Sólo tú eres mi bien… Solo el Señor es el bien del salmista. Dios es su bien, su herencia, su copa (copa de las suertes), su destino. Dios es su todo, nada se le puede comparar y lo dice, desde luego, con conocimiento de causa. El salmista ha servido a otros señores y dado culto a otros dioses, pero nada que ver con el Dios vivo.
El salmista tiene ahora a Dios como propiedad personal. Dios es su heredad. Esa frase explica la exclusividad absoluta con la que se refiere a Dios. ¡Y vaya heredad! Pues Dios es para él permanente consejero, instructor sin descanso, está siempre a la derecha, es decir: Dios es su fuerza, potencia y gloria. Desde luego, sólo Dios basta para este creyente.
Esta singular experiencia de total confianza en Dios tiene como fruto una inmensa alegría que ni la muerte puede ensombrecer: Por eso se me alegra el corazón, se gozan mis entrañas y mi carne descansa serena, esperanzada, porque no me entregarás a la muerte ni dejarás a tu fiel conocer la corrupción. Me enseñarás el sendero de la vida, me saciarás de gozo en tu presencia, de alegría perpetua a tu derecha.
Algún exégeta dice que este precioso salmo tiene una aplicación muy sugerente a la vida consagrada. Este salmo, al parecer, pudo incluso haber sido compuesto por un levita. Lo delataría el versículo: el Señor es el lote de mi heredad… Sabemos que, de todas las tribus de Israel, es la tribu de Leví la que no recibe porción de la tierra prometida como herencia, pues su porción es el Señor al ser la tribu dedicada al servicio sacerdotal de Yahweh. Las otras tribus contribuían a su sostenimiento. Desde este punto de vista este salmo tiene un buen “sabor” vocacional.
La experiencia de este salmista se acerca mucho a la nuestra como religiosos. Dios, Jesús, su Evangelio, es nuestro mayor tesoro. Es un salmo que expresa así la realidad de nuestra vocación y su raíz: optar por el Dios vivo con exclusividad porque hemos probado lo bueno que es el Señor. Esta es la raíz de nuestro hermoso ideal: la dedicación total al Señor, al Evangelio, al Reino de Dios, contribuyendo a su crecimiento y extensión.

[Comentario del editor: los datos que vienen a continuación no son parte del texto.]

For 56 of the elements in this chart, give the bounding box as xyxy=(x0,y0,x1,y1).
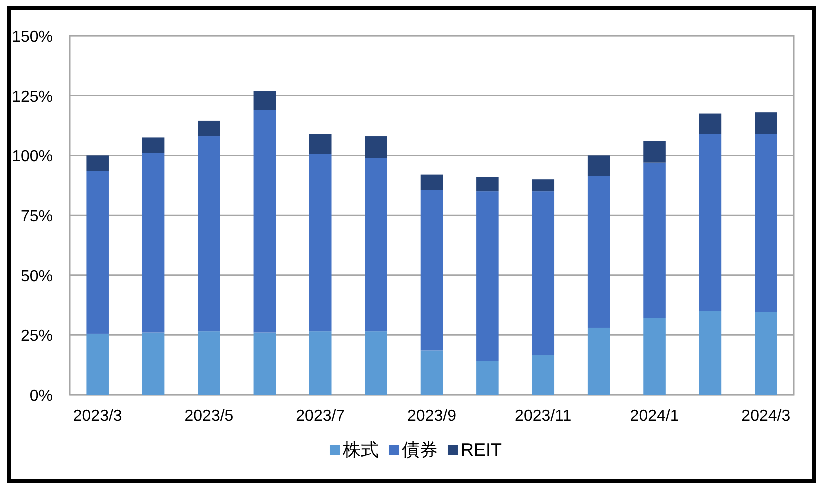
x-tick-label: 2023/5 xyxy=(184,408,234,425)
x-tick-label: 2023/7 xyxy=(296,408,346,425)
legend-label: REIT xyxy=(460,440,502,460)
x-tick-label: 2024/1 xyxy=(630,408,680,425)
bar xyxy=(309,332,332,395)
bar xyxy=(588,176,610,328)
bar xyxy=(142,153,165,333)
bar xyxy=(532,356,555,395)
bar xyxy=(532,192,555,356)
bar xyxy=(420,190,444,351)
bar xyxy=(142,138,165,154)
y-tick-label: 150% xyxy=(12,29,53,46)
bar xyxy=(699,134,722,312)
bar xyxy=(365,332,388,395)
bar xyxy=(588,328,610,395)
bar xyxy=(699,311,722,395)
bar xyxy=(476,177,499,192)
bar xyxy=(86,334,109,395)
bar xyxy=(198,120,220,137)
bar xyxy=(365,136,388,158)
bar xyxy=(755,312,778,395)
bar xyxy=(476,361,499,395)
x-tick-label: 2024/3 xyxy=(742,408,791,425)
bar xyxy=(254,332,276,395)
bar xyxy=(420,350,444,395)
bar xyxy=(420,174,444,190)
bar xyxy=(365,158,388,332)
x-tick-label: 2023/3 xyxy=(73,408,122,425)
bar xyxy=(755,112,778,134)
y-tick-label: 50% xyxy=(20,268,53,286)
bar xyxy=(644,318,666,395)
bar xyxy=(86,156,109,172)
y-tick-label: 0% xyxy=(30,388,53,405)
bar xyxy=(755,134,778,312)
bar xyxy=(476,192,499,362)
y-tick-label: 125% xyxy=(12,88,53,106)
bar xyxy=(142,332,165,395)
bar xyxy=(309,154,332,332)
y-tick-label: 25% xyxy=(20,328,53,346)
bar xyxy=(254,110,276,333)
legend-label: 株式 xyxy=(342,440,379,460)
bar xyxy=(699,114,722,134)
bar xyxy=(254,91,276,110)
bar xyxy=(309,134,332,154)
bar xyxy=(644,141,666,163)
y-tick-label: 100% xyxy=(12,148,53,166)
bar xyxy=(198,332,220,395)
y-tick-label: 75% xyxy=(20,208,53,226)
bar xyxy=(86,171,109,334)
x-tick-label: 2023/11 xyxy=(515,408,572,425)
legend-label: 債券 xyxy=(402,440,438,460)
x-tick-label: 2023/9 xyxy=(408,408,457,425)
bar xyxy=(198,136,220,332)
bar xyxy=(588,156,610,176)
bar xyxy=(644,162,666,318)
bar xyxy=(532,180,555,192)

Me encanta mi heredad. Es el versículo central del salmo y el que mejor expresa tanto la experiencia profunda del salmista como la nuestra. No hay otra heredad mayor y mejor. Siempre junto a Dios sin vacilar. Con exclusividad porque ¡me encanta! Jesús es el Bien Mayor, el Amor más grande y la Voluntad más verdadera que libera. He aquí la razón de nuestra obediencia, pobreza y celibato en castidad.
El salmo nos invita a los religiosos, cada vez que lo rezamos en esta clave, a ir ratificando nuestra consagración y a ir madurando nuestra vocación. Nuestros votos no pueden ser una carga, sino la expresión del lote hermoso que nos ha tocado, que hemos querido tomar. Nuestros votos hablan de saciedad, de plenitud, de vida eterna, de auténtico gozo. La vida del religioso se resume perfectamente en esas palabras tan sugerentes del salmista: me encanta mi heredad. Esa es la experiencia más plena de quien ha abrazado la vida religiosa en la Iglesia como don del Señor.
Me encanta mi heredad… Se trata de descubrir esto y vivirlo. Esta es la misión de nuestro Estudiantado dominicano en cuanto espacio de discernimiento y formación que ayude a descubrir, más y más, la belleza y riqueza del don de nuestra vocación.